Dr. Yamamoto’s eyebrows raised slightly as she read, moving through the documents with a touch of her finger.
She took another long sip of coffee and set the cup on the table, reaching for a piece of dry toast.
As she chewed and read, she nodded.
Then she looked up at Amelia and handed the tablet back to her.
“You’re right to be confused. Can you send me those data sets so I can look them over in my office? And we can talk more about it there.”
“Of course,” Amelia said, relieved. She stood up, preparing to go to Dr. Yamamoto’s office immediately.
Her mentor gestured for her to sit back down.
“Have breakfast first, Amelia,” she said. “Breakfast is the most important meal of the day, you know.”
Amelia hesitated before sitting back down. Her mentor handed her an apple off a napkin beside her plate.
As Amelia bit into its sweet flesh, Dr. Yamamoto drained her coffee cup and poured more steaming brew from a carafe on the table.
“Tell me how things are going,” Dr. Yamamoto said, ripping open a sugar packet. “Tell me about testing the Sea Walker. And your work. How’s it progressing?”
The two sat quietly, discussing Sea Lab projects, for 15 minutes or so before heading toward Dr. Yamamoto’s office.
At that point, Amelia was near bursting.
“You know what it looks like he’s doing, don’t you, Dr. Yamamoto?” Amelia asked excitedly when the door to Dr.
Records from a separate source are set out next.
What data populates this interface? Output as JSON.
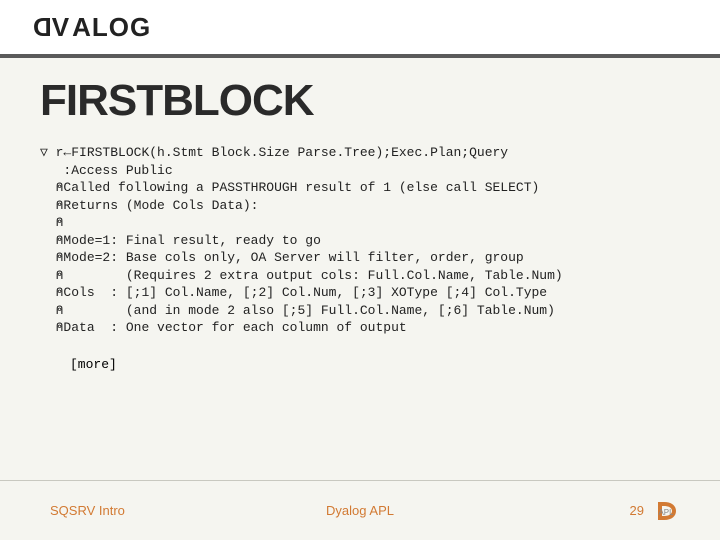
{
  "header": {
    "brand": "DYALOG"
  },
  "title": "FIRSTBLOCK",
  "code": {
    "nabla": "▽",
    "l0": " r←FIRSTBLOCK(h.Stmt Block.Size Parse.Tree);Exec.Plan;Query",
    "l1": "   :Access Public",
    "l2": "  ⍝Called following a PASSTHROUGH result of 1 (else call SELECT)",
    "l3": "  ⍝Returns (Mode Cols Data):",
    "l4": "  ⍝",
    "l5": "  ⍝Mode=1: Final result, ready to go",
    "l6": "  ⍝Mode=2: Base cols only, OA Server will filter, order, group",
    "l7": "  ⍝        (Requires 2 extra output cols: Full.Col.Name, Table.Num)",
    "l8": "  ⍝Cols  : [;1] Col.Name, [;2] Col.Num, [;3] XOType [;4] Col.Type",
    "l9": "  ⍝        (and in mode 2 also [;5] Full.Col.Name, [;6] Table.Num)",
    "l10": "  ⍝Data  : One vector for each column of output"
  },
  "more": "[more]",
  "footer": {
    "left": "SQSRV Intro",
    "center": "Dyalog APL",
    "page": "29"
  }
}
Yamamoto’s office finally slid closed behind them. “It looks like he’s working for the American Commonwealth. It looks like he’s doing weapons research.”
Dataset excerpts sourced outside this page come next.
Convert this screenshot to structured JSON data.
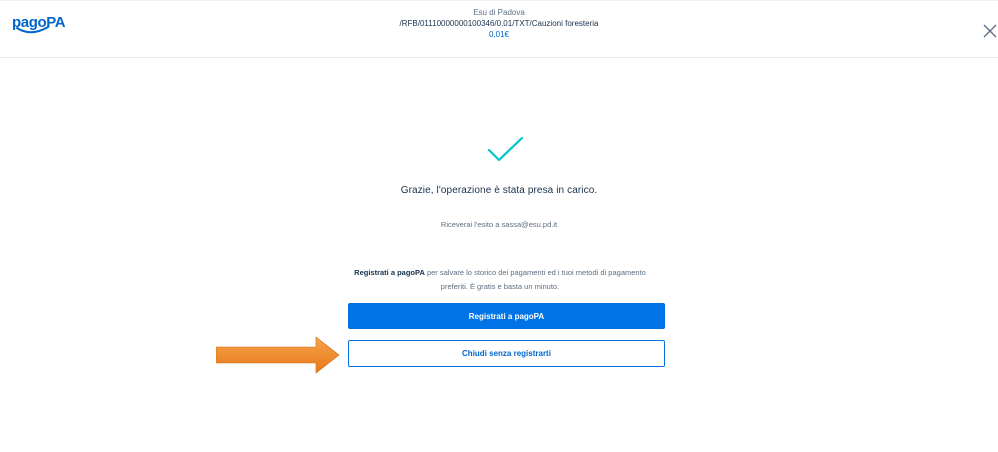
{
  "header": {
    "logo_text": "pagoPA",
    "recipient": "Esu di Padova",
    "reference": "/RFB/01110000000100346/0.01/TXT/Cauzioni foresteria",
    "amount": "0,01€"
  },
  "result": {
    "title": "Grazie, l'operazione è stata presa in carico.",
    "notice": "Riceverai l'esito a sassa@esu.pd.it"
  },
  "promo": {
    "bold": "Registrati a pagoPA",
    "text": " per salvare lo storico dei pagamenti ed i tuoi metodi di pagamento preferiti. È gratis e basta un minuto."
  },
  "actions": {
    "register_label": "Registrati a pagoPA",
    "close_label": "Chiudi senza registrarti"
  },
  "colors": {
    "brand": "#0073e6",
    "check": "#00c5ca",
    "arrow": "#f08a24"
  },
  "icons": {
    "close": "close-icon",
    "success": "checkmark-icon",
    "annotation": "arrow-right-icon"
  }
}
Dr. Yamamoto stood beside the desk, the fingers on her right hand resting lightly on its smooth surface. Amelia collapsed into the visitor’s chair across from her.
“It does appear that way, Amelia,” she replied with a short nod. “And I appreciate you looking into the matter for me.”
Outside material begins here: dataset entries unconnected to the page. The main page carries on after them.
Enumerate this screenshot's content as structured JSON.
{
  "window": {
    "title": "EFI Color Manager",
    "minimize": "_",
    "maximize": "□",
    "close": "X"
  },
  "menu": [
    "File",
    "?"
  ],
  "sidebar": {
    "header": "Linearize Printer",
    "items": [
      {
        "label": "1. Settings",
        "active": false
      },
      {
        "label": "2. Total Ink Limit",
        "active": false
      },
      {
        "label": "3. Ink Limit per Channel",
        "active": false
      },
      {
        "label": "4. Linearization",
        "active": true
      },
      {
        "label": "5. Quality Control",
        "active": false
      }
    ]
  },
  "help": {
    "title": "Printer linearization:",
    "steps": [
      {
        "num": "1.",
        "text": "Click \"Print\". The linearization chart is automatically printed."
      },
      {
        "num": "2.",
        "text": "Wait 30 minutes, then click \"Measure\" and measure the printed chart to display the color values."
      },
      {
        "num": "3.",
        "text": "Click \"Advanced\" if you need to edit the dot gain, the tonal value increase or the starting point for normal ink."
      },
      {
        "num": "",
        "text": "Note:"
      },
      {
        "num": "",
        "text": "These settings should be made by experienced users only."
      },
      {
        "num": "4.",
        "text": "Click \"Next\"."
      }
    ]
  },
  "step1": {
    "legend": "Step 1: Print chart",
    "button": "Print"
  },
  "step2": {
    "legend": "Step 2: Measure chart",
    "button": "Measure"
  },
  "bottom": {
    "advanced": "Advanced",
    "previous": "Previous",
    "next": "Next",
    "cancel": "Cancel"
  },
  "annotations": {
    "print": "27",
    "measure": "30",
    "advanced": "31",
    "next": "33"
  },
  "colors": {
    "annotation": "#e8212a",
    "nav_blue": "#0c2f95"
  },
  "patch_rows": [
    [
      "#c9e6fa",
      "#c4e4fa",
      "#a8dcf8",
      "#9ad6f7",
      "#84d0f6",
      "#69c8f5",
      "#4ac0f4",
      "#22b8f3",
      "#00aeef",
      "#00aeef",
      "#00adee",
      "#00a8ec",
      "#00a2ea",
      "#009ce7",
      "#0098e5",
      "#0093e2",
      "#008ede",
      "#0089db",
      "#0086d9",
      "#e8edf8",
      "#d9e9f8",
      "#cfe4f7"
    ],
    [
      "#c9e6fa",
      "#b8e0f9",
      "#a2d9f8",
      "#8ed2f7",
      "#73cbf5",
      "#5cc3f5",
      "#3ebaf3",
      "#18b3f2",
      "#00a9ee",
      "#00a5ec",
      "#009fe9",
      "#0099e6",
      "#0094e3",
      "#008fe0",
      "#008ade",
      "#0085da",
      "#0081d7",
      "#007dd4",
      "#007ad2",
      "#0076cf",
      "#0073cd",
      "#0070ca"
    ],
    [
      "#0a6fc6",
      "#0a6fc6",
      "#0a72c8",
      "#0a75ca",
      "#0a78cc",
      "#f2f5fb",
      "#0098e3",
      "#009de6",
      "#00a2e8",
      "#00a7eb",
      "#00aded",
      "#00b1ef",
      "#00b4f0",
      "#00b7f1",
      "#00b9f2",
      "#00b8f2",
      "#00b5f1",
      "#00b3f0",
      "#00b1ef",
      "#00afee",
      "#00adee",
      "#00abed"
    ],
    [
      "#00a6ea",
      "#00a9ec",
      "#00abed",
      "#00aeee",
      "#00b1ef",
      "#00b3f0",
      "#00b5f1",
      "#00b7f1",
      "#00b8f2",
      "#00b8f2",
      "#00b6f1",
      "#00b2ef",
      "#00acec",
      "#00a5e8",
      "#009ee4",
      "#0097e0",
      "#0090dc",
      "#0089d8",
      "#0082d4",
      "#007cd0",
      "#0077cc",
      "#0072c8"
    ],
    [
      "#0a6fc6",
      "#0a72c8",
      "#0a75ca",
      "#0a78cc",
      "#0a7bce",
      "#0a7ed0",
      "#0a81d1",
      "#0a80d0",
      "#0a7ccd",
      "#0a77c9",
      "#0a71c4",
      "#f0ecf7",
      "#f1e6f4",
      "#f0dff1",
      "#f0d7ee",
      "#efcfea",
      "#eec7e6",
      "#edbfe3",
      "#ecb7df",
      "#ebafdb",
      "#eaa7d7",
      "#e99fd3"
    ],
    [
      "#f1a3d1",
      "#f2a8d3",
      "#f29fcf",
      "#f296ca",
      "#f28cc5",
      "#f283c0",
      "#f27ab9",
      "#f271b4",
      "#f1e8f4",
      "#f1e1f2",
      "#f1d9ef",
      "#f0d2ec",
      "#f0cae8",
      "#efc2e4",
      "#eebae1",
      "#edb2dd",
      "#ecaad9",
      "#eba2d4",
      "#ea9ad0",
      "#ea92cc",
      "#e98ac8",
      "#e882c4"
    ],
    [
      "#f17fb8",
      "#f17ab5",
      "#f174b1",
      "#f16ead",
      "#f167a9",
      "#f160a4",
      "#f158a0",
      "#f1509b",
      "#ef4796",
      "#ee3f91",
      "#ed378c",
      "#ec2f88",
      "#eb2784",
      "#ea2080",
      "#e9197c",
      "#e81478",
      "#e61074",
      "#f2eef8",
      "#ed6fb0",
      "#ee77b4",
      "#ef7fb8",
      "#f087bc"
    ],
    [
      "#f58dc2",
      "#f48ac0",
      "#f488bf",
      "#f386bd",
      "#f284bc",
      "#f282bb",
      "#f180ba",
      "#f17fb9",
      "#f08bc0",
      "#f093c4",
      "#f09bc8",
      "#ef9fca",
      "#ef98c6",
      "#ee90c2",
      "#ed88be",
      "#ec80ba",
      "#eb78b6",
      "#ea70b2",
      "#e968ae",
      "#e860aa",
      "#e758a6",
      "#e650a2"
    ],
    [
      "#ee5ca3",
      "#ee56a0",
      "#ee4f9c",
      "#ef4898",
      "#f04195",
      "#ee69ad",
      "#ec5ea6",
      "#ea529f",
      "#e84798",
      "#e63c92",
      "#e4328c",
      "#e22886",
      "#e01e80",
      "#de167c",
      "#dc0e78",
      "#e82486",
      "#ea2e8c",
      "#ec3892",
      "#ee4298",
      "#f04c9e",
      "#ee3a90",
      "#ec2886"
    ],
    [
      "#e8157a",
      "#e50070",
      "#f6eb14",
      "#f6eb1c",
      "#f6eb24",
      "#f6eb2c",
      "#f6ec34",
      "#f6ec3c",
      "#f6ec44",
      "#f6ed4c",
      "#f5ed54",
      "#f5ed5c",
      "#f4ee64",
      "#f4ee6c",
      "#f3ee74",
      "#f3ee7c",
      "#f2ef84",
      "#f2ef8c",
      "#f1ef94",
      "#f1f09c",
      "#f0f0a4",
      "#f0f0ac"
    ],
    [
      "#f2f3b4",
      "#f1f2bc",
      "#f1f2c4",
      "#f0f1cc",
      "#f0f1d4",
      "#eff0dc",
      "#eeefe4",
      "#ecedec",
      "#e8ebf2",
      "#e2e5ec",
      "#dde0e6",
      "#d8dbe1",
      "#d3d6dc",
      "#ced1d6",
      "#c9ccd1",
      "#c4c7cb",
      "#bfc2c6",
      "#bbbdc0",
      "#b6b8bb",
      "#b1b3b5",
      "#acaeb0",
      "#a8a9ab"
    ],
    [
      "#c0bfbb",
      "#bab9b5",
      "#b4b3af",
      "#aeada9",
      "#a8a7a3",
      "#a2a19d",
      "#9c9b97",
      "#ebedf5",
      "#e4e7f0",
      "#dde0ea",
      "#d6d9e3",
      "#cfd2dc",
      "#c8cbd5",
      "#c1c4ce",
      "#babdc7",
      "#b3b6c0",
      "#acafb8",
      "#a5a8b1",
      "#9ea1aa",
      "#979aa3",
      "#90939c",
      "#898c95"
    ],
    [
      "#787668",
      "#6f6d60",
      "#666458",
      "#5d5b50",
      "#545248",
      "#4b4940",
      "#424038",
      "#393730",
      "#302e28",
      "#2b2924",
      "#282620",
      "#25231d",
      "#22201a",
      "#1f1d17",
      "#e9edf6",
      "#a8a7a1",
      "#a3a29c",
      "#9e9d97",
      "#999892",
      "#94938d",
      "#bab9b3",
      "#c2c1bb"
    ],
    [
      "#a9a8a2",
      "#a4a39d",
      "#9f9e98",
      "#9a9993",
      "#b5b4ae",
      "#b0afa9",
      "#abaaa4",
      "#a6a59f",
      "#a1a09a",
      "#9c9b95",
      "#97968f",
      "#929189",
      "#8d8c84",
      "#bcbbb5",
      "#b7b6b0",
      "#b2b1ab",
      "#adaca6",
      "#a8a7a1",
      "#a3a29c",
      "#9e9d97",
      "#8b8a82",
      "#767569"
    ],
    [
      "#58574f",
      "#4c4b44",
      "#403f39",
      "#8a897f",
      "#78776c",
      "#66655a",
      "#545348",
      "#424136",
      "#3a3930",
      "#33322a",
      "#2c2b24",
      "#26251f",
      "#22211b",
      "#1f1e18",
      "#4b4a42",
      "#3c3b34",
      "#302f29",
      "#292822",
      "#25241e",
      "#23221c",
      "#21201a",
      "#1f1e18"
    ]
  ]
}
Amelia waited, but her mentor didn’t continue.
“So that’s it?” Amelia asked. “You’re not going to do anything about it?”
“I will certainly look into it.” Yamamoto smiled slightly. “Dr. Hawkin and I have been co-workers for a long time. I will discuss it with him - tactfully - and get to the bottom of it.”
“This is what you were talking about, isn’t it? This could affect the peace we’ve found in the world. There could be war…”
Amelia trailed off, disturbed at the thought.
“I must ask you not to say anything to anyone else about this, Amelia. Those documents are between us.”
“Of course,” Amelia agreed.
“Now, there’s something else I need to talk to you about. That squid you found…”
Amelia shifted in her chair. She couldn’t believe Dr. Yamamoto’s nonchalance. Why had she asked her to look into the matter of Dr. Hawkin’s side project if she was going to be so casual about it?
“What about it?” Amelia asked.
“I told Dr. Hawkin I would take care of it.” Dr. Yamamoto paused and leaned her hip against the desk. “Taking care of it will require a trip to Guam. A meeting with UN officials.”
Amelia wasn’t sure what Dr. Yamamoto was suggesting.
“That sounds important,” she said.
“It is. And I’d like you to come along. You could learn a lot.” Dr. Yamamoto gestured at the dark window behind her - the ocean outside. “And I think it would be good for you to be aboveground for a while.”
“You want me to travel to Guam with you?”
Dr. Yamamoto’s tablet made a jinglin1g sound, like a phone ringing, and she picked it up.
“Yes,” she replied, distracted by whatever was on the screen. “We’ll leave tomorrow. Bring something nice to wear for the UN meeting.”
“I’ll be at the meeting?” Amelia asked, but Dr. Yamamoto had already turned her back on Amelia and was speaking into her tablet, replying to the message she’d received.
Amelia took the hint.
As she walked back toward her dorm, a thrill of excitement coursed through her at the thought of seeing the sky again. The brilliant blue sky. And feeling the warmth of the sun.
Closing her eyes, she leaned against the wall in the cold hallway.
She hadn’t realized how much she missed “aboveground.”